Parler du phénomène de la mendicité au Niger, et particulièrement dans la ville de Niamey, la capitale, est loin d’être un scoop. La pratique a aujourd’hui atteint le seuil de l’intolérable. Il suffit de voir ce qui se passe au niveau des feux optiques, aux alentours des marchés et autres lieux publics pour en mesurer l’ampleur du phénomène. Et pourtant on se rappelle qu’en 2022, le gouvernement s’était engagé dans un processus afin d’éradiquer la mendicité. Toujours à la même année, un forum sur la mendicité a été organisé à Matameye dans le canton de Kantché pour sensibiliser les populations.
La pratique de la mendicité jadis, était le propre des personnes en situation d’handicap, des personnes âgées en situation de précarité ou encore de quelques talibés qui viennent des zones rurales pour apprendre le Saint Coran. Il était rare de voir une personne bien portante s’adonner à cette pratique pour le moins dégradante. Aujourd’hui, ils sont là, hommes, femmes, enfants, de tout âge, chaque jour et à n’importe quelle heure à la quête du gain facile. En effet, tout le problème se trouve à Niamey où des gens bien portants, obnubilés par le goût du gain facile, ont décidé de vivre et de s’enrichir sur le dos des autres. Décidés à faire carrière dans la recherche du gain facile, ces gens ont érigé la mendicité en un métier à part entière. En dehors des jeunes talibés qui arpentent à longueur de journée les rues en quête de nourriture, on trouve de nombreux jeunes et adultes (hommes et femmes) qui font une carrière bien remplie et « alléchante » dans la mendicité. La pratique a comme excuse la pauvreté et la précarité de la vie.

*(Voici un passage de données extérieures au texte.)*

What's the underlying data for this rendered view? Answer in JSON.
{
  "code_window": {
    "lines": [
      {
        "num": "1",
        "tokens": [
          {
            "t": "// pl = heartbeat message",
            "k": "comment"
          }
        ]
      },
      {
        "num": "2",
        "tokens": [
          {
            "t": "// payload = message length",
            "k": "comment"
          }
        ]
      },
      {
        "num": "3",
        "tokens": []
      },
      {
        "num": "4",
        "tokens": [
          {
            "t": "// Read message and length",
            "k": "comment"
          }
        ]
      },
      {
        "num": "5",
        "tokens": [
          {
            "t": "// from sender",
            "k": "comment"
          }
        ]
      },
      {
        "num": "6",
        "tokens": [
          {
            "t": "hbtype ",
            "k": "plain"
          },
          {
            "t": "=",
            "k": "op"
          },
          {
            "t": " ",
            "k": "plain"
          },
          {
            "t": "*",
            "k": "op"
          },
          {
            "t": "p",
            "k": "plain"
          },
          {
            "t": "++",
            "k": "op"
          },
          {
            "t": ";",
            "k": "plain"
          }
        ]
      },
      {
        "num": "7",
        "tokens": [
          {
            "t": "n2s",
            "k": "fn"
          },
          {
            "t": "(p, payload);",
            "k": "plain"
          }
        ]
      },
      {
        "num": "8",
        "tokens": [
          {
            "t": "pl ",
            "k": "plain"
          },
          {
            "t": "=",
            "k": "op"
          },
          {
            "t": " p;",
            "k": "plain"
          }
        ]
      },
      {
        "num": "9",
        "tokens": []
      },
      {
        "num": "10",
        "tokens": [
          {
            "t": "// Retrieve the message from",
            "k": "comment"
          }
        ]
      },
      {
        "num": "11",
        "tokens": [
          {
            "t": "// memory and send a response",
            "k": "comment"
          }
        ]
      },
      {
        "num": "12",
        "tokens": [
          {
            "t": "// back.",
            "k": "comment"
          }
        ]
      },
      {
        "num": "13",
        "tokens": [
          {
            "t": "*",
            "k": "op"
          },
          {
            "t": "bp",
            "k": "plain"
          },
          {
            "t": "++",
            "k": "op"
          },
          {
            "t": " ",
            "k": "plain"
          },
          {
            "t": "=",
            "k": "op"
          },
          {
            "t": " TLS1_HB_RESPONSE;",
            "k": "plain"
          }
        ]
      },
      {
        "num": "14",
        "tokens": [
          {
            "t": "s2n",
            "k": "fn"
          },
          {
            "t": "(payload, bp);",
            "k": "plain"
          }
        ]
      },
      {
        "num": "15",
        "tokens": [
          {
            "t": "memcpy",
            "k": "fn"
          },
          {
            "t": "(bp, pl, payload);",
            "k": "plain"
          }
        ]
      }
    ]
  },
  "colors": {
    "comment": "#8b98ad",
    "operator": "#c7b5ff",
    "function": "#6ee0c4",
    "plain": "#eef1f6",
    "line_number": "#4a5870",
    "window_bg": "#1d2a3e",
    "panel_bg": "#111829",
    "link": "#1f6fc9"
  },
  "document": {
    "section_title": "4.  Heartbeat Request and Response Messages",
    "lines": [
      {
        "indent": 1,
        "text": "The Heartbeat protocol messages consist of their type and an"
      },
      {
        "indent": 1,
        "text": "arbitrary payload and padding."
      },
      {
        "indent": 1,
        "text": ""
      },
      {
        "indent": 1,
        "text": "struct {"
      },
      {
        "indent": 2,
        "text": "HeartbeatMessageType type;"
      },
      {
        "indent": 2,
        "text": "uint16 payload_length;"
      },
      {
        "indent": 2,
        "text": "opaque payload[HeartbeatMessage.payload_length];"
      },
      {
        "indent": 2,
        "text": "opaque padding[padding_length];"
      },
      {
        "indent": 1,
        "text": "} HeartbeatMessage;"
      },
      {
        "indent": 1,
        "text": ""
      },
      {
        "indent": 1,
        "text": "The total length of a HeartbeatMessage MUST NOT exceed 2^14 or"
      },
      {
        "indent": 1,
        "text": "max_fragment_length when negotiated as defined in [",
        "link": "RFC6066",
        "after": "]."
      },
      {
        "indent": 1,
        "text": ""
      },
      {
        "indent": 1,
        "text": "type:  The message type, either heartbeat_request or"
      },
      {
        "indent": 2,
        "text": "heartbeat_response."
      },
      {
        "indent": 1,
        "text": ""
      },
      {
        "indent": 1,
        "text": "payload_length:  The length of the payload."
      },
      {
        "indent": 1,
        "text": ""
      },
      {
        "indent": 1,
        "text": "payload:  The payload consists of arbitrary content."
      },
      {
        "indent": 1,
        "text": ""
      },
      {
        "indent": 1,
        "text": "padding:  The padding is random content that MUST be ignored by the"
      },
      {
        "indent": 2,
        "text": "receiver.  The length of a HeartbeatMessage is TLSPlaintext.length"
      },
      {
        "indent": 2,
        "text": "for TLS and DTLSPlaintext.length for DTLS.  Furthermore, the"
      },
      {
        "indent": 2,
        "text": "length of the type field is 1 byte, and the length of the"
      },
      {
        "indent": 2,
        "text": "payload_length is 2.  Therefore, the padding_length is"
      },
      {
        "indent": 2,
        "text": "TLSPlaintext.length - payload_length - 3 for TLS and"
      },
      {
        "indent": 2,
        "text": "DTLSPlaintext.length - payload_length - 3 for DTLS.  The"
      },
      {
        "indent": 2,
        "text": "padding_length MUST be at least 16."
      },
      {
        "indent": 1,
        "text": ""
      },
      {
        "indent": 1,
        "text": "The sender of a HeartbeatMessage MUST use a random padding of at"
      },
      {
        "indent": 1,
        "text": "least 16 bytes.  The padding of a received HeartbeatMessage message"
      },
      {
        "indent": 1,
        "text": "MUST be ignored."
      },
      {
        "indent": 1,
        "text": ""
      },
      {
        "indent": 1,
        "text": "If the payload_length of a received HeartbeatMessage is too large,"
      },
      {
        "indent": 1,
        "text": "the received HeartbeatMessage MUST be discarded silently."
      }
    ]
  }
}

Au quartier Dar Es-salam, plus précisément dans le couloir situé entre le village d’enfants SOS et l’école Hampâté Bâ, ils sont plus d’une trentaine, assis à même le sol. En face d’eux, des immondices jonchent tout le long du couloir et dégagent une odeur nauséabonde. Pour quelqu’un qui ignore la cause de leur présence en ces lieux, il penserait qu’ils seraient là en attente d’une subvention de l’Etat. Mais non ! il s’agit d’une horde de quémandeurs. Chaque matin les occupants de cet espace prennent d’assaut les lieux, leur bureau, pour attendre, nous a-t-on, un ‘’homme de Dieu ‘’qui n’hésite pas à offrir à chacun, un billet de 500 franc cfa. D’après le vieux Seydou, la soixantaine révolu, assis sur sa chaise devant son petit commerce de sucrerie pour enfant, ces mendiants viennent dès 7 h du matin occuper cet espace. Après le passage du bon samaritain, chacun d’eux apprend-t-on, vaque à ses occupations pour revenir le lendemain. L’ironie, sinon l’absurdité dans cette affaire, c’est que bon nombre de ces gens, ces bras valides, parcourent plusieurs kilomètres pour la modique somme de 500franc cfa parce que tout simplement ils en ont fait un métier, un choix de vie, un gagne-pain.

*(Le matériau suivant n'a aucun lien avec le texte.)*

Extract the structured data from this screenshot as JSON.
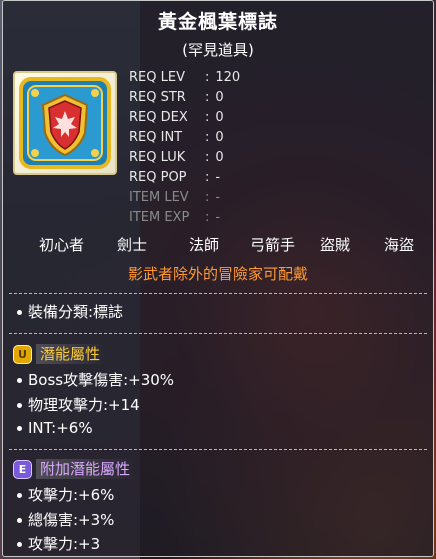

Ce couloir n’est cependant pas le seul bureau de ses avides du gain facile. Sur le goudron situé au niveau de la cité EAMAC, de nombreuses femmes accompagnées de leurs enfants s’adonnent à la pratique sans se soucier des risques qu’elles font courir à leur progéniture. Dans les marchés, mendier rime avec harcèlement. Ce qui avait pour habitude d’attirer la compassion des gens, est devenu pour beaucoup agaçant et stressant.
Décrier les pratiques liées à la mendicité dans une société comme la nôtre où les valeurs sont fortement ancrées dans la religion est certes un exercice difficile mais, il est grand temps pour les autorités de mettre un terme à cette profession qui ternit l’image du pays. L’heure n’est plus à la sensibilisation mais à la prise de décisions drastiques pour y mettre fin.